Cite as: http://hdl.handle.net/21.11116/0000-0001-C602-D
Abstract
The anaerobic degradation of propane and butane is typically initiated by activation via addition to fumarate. Here we investigated the mechanism of activation under sulfate-reducing conditions by one pure culture (strain BuS5) and three enrichment cultures employing stable isotope analysis. Stable isotope fractionation was compared for cultures incubated with or without substrate diffusion limitation. Bulk enrichment factors were significantly higher in mixed vs. static incubations. Two dimensional factors, given by the correlation of stable isotope fractionation of both carbon and hydrogen at their reactive positions (Lambda (reactive position), (rp)), were compared to analyse the activation mechanisms. A characteristic reactive position isotope fractionation pattern was observed, distinct from aerobic degradation. (rp) values ranged from 10.5 to 11.8 for propane and from 7.8 to 9.4 for butane.

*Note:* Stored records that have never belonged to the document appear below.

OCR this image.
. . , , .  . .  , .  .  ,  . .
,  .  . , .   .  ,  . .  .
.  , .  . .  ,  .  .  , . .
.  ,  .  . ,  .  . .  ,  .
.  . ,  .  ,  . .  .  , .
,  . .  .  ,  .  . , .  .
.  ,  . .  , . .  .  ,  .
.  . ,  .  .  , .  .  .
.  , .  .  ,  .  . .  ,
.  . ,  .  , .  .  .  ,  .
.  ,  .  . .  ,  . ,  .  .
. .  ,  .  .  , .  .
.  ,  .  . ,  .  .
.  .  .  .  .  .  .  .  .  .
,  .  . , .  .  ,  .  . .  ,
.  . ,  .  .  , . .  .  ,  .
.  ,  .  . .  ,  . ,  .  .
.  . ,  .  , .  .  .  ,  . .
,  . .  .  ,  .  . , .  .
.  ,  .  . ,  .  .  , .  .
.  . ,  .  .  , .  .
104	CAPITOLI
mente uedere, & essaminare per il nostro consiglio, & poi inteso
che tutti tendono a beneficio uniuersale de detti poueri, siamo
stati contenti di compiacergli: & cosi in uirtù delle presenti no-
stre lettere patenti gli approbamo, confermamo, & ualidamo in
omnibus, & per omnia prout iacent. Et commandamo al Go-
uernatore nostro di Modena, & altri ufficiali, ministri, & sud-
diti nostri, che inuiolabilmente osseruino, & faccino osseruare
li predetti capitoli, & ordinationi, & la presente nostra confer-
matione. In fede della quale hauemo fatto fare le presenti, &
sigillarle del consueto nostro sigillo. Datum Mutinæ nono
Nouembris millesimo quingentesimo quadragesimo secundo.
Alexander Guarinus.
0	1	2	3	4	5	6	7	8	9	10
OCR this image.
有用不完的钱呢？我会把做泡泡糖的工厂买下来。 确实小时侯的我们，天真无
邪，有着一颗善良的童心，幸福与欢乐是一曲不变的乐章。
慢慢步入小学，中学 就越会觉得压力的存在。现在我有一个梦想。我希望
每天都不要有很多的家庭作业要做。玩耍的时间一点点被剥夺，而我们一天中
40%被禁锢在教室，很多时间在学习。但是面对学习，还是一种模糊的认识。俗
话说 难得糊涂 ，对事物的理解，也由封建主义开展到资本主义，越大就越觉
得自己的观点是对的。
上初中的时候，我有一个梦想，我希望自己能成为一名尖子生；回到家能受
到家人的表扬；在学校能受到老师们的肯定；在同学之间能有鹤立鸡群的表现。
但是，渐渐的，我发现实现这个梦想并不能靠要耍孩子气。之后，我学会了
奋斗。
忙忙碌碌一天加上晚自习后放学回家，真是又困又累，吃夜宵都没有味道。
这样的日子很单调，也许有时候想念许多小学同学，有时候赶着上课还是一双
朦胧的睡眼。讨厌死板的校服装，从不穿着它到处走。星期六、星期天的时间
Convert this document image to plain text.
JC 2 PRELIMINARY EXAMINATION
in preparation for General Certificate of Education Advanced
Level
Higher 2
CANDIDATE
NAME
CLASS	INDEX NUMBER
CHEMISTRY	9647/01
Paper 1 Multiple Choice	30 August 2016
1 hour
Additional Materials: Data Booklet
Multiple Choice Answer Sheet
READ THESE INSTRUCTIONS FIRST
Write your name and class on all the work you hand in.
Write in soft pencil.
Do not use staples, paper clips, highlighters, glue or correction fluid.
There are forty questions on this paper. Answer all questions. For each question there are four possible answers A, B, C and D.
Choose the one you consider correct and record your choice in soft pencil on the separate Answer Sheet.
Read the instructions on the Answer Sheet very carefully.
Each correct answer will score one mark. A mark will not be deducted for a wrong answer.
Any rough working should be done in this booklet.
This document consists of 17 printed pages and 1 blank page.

Incubations of strain BuS5 with deuterium-labelled n-alkanes indicated that butane was activated solely at the subterminal C atom. In contrast, propane was activated mainly at the subterminal C atom but also significantly at the terminal C atoms. A conservative estimate suggests that about 70% of the propane activation events occurred at the subterminal C atom and about 30% at the terminal C atoms.